Identification of Key Responsive Genes to some Abiotic Stresses in Arabidopsis thaliana at the Seedling Stage based on Coupling Computational Biology Methods and Machine Learning

Document Type : Original Article


1 Department of Plant Sciences and Biotechnology, Faculty of Life Sciences and Biotechnology, Shahid Beheshti University, Tehran, Iran

2 Department of Biotechnology, Institute of Applied Sciences and Humanities, GLA University, Mathura, India


Introduction: Abiotic limitations, like water deficit, high temperature, salinity, and cold are some of the main barrier agents to plant growth throughout the world. To obtain a comprehensive view of a plant’s response to abiotic stresses, we applied robust bioinformatics approaches including the integration of meta-analysis, weighted gene co-expression network analysis (WGCNA), and machine learning.
Materials and Methods: In this paper, 32 samples from four different stresses were chosen for analysis. Cross-platform combination method was used to conduct meta-analysis.
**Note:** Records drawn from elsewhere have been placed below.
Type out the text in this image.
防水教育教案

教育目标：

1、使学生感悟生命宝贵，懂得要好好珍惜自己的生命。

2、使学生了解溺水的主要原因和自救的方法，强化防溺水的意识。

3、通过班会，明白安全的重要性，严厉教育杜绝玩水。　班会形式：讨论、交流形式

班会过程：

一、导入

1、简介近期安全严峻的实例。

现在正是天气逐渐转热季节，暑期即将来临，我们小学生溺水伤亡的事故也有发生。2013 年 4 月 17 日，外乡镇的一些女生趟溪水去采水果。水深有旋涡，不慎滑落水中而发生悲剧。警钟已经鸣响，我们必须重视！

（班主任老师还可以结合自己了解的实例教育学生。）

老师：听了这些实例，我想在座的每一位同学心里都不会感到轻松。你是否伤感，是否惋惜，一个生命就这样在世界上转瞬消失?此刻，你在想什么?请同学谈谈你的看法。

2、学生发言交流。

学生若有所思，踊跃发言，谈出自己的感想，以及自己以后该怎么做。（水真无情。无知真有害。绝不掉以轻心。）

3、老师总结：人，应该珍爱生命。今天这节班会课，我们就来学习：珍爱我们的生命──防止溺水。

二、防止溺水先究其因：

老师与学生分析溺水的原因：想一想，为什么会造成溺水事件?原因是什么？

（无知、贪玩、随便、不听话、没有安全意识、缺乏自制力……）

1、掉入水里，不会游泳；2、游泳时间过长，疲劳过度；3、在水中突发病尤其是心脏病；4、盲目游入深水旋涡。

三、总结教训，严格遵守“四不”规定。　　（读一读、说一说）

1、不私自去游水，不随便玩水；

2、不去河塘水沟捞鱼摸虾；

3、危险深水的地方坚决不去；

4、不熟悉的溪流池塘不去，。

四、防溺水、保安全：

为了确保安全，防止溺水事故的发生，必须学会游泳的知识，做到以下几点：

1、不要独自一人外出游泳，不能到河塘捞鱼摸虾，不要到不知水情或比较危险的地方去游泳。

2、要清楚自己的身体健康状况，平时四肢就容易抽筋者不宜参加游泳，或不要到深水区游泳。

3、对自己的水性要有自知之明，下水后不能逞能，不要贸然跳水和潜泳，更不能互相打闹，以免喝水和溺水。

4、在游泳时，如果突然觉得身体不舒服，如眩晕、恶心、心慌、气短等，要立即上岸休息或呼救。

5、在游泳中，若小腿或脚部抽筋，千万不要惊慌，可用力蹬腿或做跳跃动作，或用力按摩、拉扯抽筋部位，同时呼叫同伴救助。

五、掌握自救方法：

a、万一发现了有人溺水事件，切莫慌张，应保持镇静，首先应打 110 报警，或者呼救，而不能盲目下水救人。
To find gene co-expression modules related to stress conditions WGCNA analysis was performed. Machine learning methods were applied to validate the most important hub genes.
Results: Meta-analysis detected 275 differential expression genes (DEGs) and WGCNA showed 28 distinct modules under those stresses. Seven potential hub genes (At1g07430 (HAI2), At5g52300 (LTI65), At1g60190 (PUB19), At5g50360, At1g77120 (ADH1), At1g56600 (GolS2), and At5g57050 were detected by network analysis and validated by machine learning methods. These genes are involved in different pathways of cellular response to abiotic stresses.
Conclusions: Analysis indicates that among the hub genes, At5g50360 was identified as a novel candidate gene. As such, the At5g50360 can be used in plant breeding programs for the development of abiotic stress-tolerant crops.